The improvements in procedural efficiency of porcine microICSI could have significant impact in human clinical laboratory practice, where the demand for ICSI and IVF is set to increase in the coming decades [1, 36]. Likewise, different workflows, dish setup, and user techniques may also improve C-ICSI efficiency. However, further studies may show there is reduced ICSI training time required for trainee embryologists to learn microICSI, which, combined with less set up time and procedure time, will provide flow-on impacts to alleviate the workload of skilled staff and mitigate the impact of the wider shortage of trained embryologists [1, 37]. Furthermore, a reduction in ICSI workload is likely to assist in reducing musculoskeletal disorders, which are the most prevalent occupational health issue impacting embryologists [38].
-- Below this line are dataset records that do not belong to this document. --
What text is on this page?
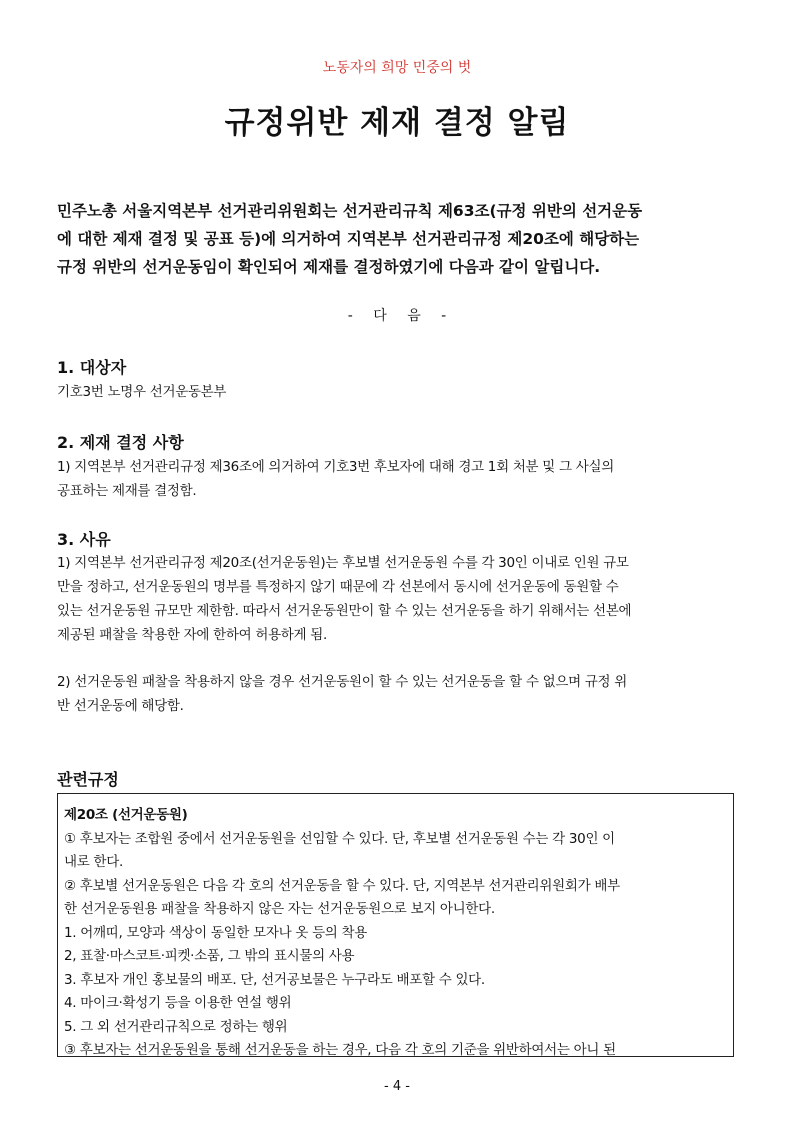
노동자의 희망 민중의 벗

규정위반 제재 결정 알림
민주노총 서울지역본부 선거관리위원회는 선거관리규칙 제63조(규정 위반의 선거운동
에 대한 제재 결정 및 공표 등)에 의거하여 지역본부 선거관리규정 제20조에 해당하는
규정 위반의 선거운동임이 확인되어 제재를 결정하였기에 다음과 같이 알립니다.

- 다 음 -

1. 대상자
기호3번 노명우 선거운동본부
2. 제재 결정 사항
1) 지역본부 선거관리규정 제36조에 의거하여 기호3번 후보자에 대해 경고 1회 처분 및 그 사실의
공표하는 제재를 결정함.
3. 사유
1) 지역본부 선거관리규정 제20조(선거운동원)는 후보별 선거운동원 수를 각 30인 이내로 인원 규모
만을 정하고, 선거운동원의 명부를 특정하지 않기 때문에 각 선본에서 동시에 선거운동에 동원할 수
있는 선거운동원 규모만 제한함. 따라서 선거운동원만이 할 수 있는 선거운동을 하기 위해서는 선본에
제공된 패찰을 착용한 자에 한하여 허용하게 됨.
2) 선거운동원 패찰을 착용하지 않을 경우 선거운동원이 할 수 있는 선거운동을 할 수 없으며 규정 위
반 선거운동에 해당함.
관련규정
제20조 (선거운동원)
① 후보자는 조합원 중에서 선거운동원을 선임할 수 있다. 단, 후보별 선거운동원 수는 각 30인 이
내로 한다.
② 후보별 선거운동원은 다음 각 호의 선거운동을 할 수 있다. 단, 지역본부 선거관리위원회가 배부
한 선거운동원용 패찰을 착용하지 않은 자는 선거운동원으로 보지 아니한다.
1. 어깨띠, 모양과 색상이 동일한 모자나 옷 등의 착용
2, 표찰·마스코트·피켓·소품, 그 밖의 표시물의 사용
3. 후보자 개인 홍보물의 배포. 단, 선거공보물은 누구라도 배포할 수 있다.
4. 마이크·확성기 등을 이용한 연설 행위
5. 그 외 선거관리규칙으로 정하는 행위
③ 후보자는 선거운동원을 통해 선거운동을 하는 경우, 다음 각 호의 기준을 위반하여서는 아니 된

- 4 -
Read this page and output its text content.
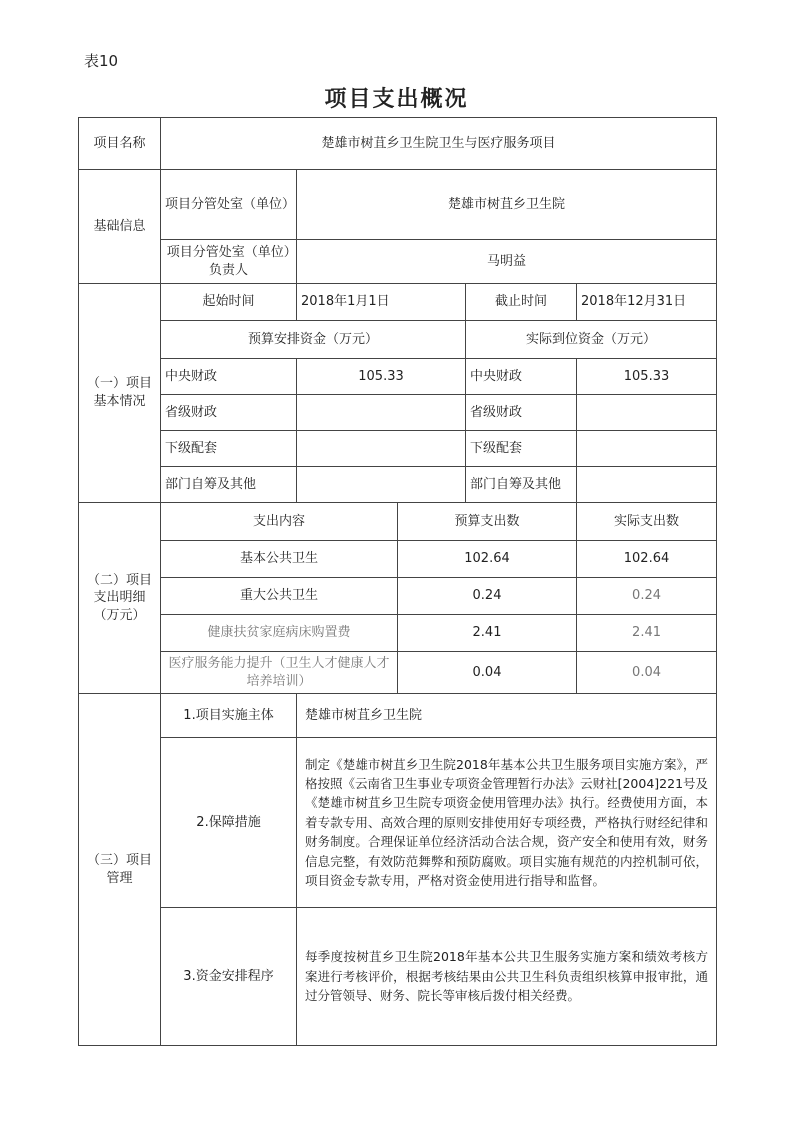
表10
项目支出概况
项目名称	楚雄市树苴乡卫生院卫生与医疗服务项目				
基础信息	项目分管处室（单位）	楚雄市树苴乡卫生院			
	项目分管处室（单位）负责人	马明益			
（一）项目基本情况	起始时间	2018年1月1日		截止时间	2018年12月31日
	预算安排资金（万元）			实际到位资金（万元）	
	中央财政	105.33		中央财政	105.33
	省级财政			省级财政	
	下级配套			下级配套	
	部门自筹及其他			部门自筹及其他	

（二）项目支出明细（万元）	支出内容		预算支出数		实际支出数
	基本公共卫生		102.64		102.64
	重大公共卫生		0.24		0.24
	健康扶贫家庭病床购置费		2.41		2.41
	医疗服务能力提升（卫生人才健康人才培养培训）		0.04		0.04
（三）项目管理	1.项目实施主体	楚雄市树苴乡卫生院			
	2.保障措施	制定《楚雄市树苴乡卫生院2018年基本公共卫生服务项目实施方案》，严格按照《云南省卫生事业专项资金管理暂行办法》云财社[2004]221号及《楚雄市树苴乡卫生院专项资金使用管理办法》执行。经费使用方面，本着专款专用、高效合理的原则安排使用好专项经费，严格执行财经纪律和财务制度。合理保证单位经济活动合法合规，资产安全和使用有效，财务信息完整，有效防范舞弊和预防腐败。项目实施有规范的内控机制可依，项目资金专款专用，严格对资金使用进行指导和监督。			
	3.资金安排程序	每季度按树苴乡卫生院2018年基本公共卫生服务实施方案和绩效考核方案进行考核评价，根据考核结果由公共卫生科负责组织核算申报审批，通过分管领导、财务、院长等审核后拨付相关经费。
As no suction is required to hold the oocyte in the device, microICSI could readily be extended to other micromanipulation techniques currently requiring a holding pipette. For Robotic ICSI, the numbered array provides known locations of every oocyte to enable further automation of the ICSI process [15, 17, 39]. For Piezo ICSI, which reduces stress caused by the injector [13, 23], performing it with microICSI, which likely removes the stress caused by the holding pipette, could further improve ICSI outcomes by combining the benefits of these two techniques. Computational modelling, such as finite element analysis (FEA), could be used in future studies to analyse the forces on the oocyte during microinjection when using a holding pipette compared to a microICSI hemisphere [40]. Microinjection of beads into human oocytes within the microICSI device has demonstrated it may be transferable to clinical practice with similar reductions in time and complexity of the procedure. Further studies will examine the utility of microICSI in a clinical setting, evaluating the embryological outcomes as well as further procedural parameters.

In conclusion, this study demonstrated that microICSI has both developmental and procedural benefits over C-ICSI. Further refinement and testing for human oocyte microICSI could provide significant benefits to clinical outcomes, while reducing the time and skill burden of conducting the ICSI procedure to improve clinical workflow.